Projetos da Bahia destacam território e participação comunitária
Os três projetos baianos apresentam estratégias associadas às características dos territórios onde as escolas estão inseridas. Em Salvador, a proposta da Casa da Infância relaciona sustentabilidade, intercâmbio educacional e biodiversidade. Em Maraú, o projeto da Escola Comunitária Maramar utiliza a agrofloresta e os saberes locais como instrumentos pedagógicos.
Em Botuporã, o projeto parte de um problema relacionado ao descarte de pneus e propõe o reaproveitamento do material em estruturas destinadas à escola e à comunidade. A iniciativa relaciona gestão de resíduos, reutilização de materiais e transformação de espaços escolares.
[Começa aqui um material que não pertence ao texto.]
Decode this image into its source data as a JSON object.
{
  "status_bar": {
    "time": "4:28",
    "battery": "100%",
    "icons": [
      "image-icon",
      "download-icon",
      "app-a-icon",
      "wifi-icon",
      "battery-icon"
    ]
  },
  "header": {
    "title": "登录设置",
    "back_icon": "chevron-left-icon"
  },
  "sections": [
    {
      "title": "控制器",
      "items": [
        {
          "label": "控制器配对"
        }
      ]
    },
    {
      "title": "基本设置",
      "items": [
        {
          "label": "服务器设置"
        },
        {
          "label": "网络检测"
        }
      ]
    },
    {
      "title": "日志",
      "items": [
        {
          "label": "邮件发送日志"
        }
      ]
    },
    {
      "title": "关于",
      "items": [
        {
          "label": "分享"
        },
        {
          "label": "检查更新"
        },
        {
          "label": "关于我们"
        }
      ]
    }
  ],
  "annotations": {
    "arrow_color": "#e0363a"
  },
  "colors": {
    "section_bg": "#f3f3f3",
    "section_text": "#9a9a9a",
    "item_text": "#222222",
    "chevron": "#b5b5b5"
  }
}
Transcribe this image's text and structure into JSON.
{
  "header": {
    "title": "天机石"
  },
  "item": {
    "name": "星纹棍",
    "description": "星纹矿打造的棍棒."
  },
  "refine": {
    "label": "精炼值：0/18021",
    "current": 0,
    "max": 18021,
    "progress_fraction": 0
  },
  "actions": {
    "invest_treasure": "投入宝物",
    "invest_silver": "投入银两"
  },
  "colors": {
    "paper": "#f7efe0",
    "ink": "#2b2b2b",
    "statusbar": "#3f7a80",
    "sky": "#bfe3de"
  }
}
A abordagem territorial também aparece em outros projetos finalistas. A Escola Abá Tapeba, por exemplo, trabalha com árvores e sementes nativas utilizadas no artesanato indígena Tapeba, enquanto projetos de diferentes regiões incorporam agroecologia, reciclagem, energia solar, captação de água e educação climática às atividades escolares.
Prêmio já recebeu cerca de 3 mil projetos
Desde a criação do Prêmio Escolas Sustentáveis, a iniciativa recebeu cerca de 3 mil projetos de escolas dos países participantes. A edição de 2026 é a quarta do programa, que teve início em 2023.
Na terceira edição, realizada em 2025, a Institución Educativa Comercial de Envigado, da Colômbia, venceu a etapa internacional com o projeto “Metodologia de Pesquisa Socioambiental GCA”. A iniciativa articulou educação ambiental, gestão de projetos e participação da comunidade escolar.
A experiência anterior também contou com projetos brasileiros relacionados a inclusão, sustentabilidade, hortas, captação de água e recuperação de áreas degradadas. A continuidade da premiação mantém uma rede de iniciativas que busca aproximar práticas pedagógicas das questões ambientais, sociais e comunitárias.
Cerimônia será realizada em Salvador
O resultado da etapa nacional será anunciado em 17 de setembro de 2026, em Salvador, com a participação dos representantes das instituições finalistas. A cidade receberá, portanto, representantes de diferentes estados brasileiros para a definição dos vencedores das duas categorias.
Para as três instituições baianas, a classificação coloca projetos desenvolvidos em Salvador, Maraú e Botuporã no mesmo processo nacional de avaliação de iniciativas socioambientais. Independentemente do resultado, os projetos finalistas passam a integrar o conjunto de experiências apresentadas pela organização da premiação.
A iniciativa também estabelece uma conexão entre educação e sustentabilidade ao considerar a escola como espaço de desenvolvimento de práticas ambientais, sociais e de participação comunitária. A edição de 2026 terá ainda continuidade internacional no México, para onde avançarão os dois projetos vencedores da etapa nacional brasileira.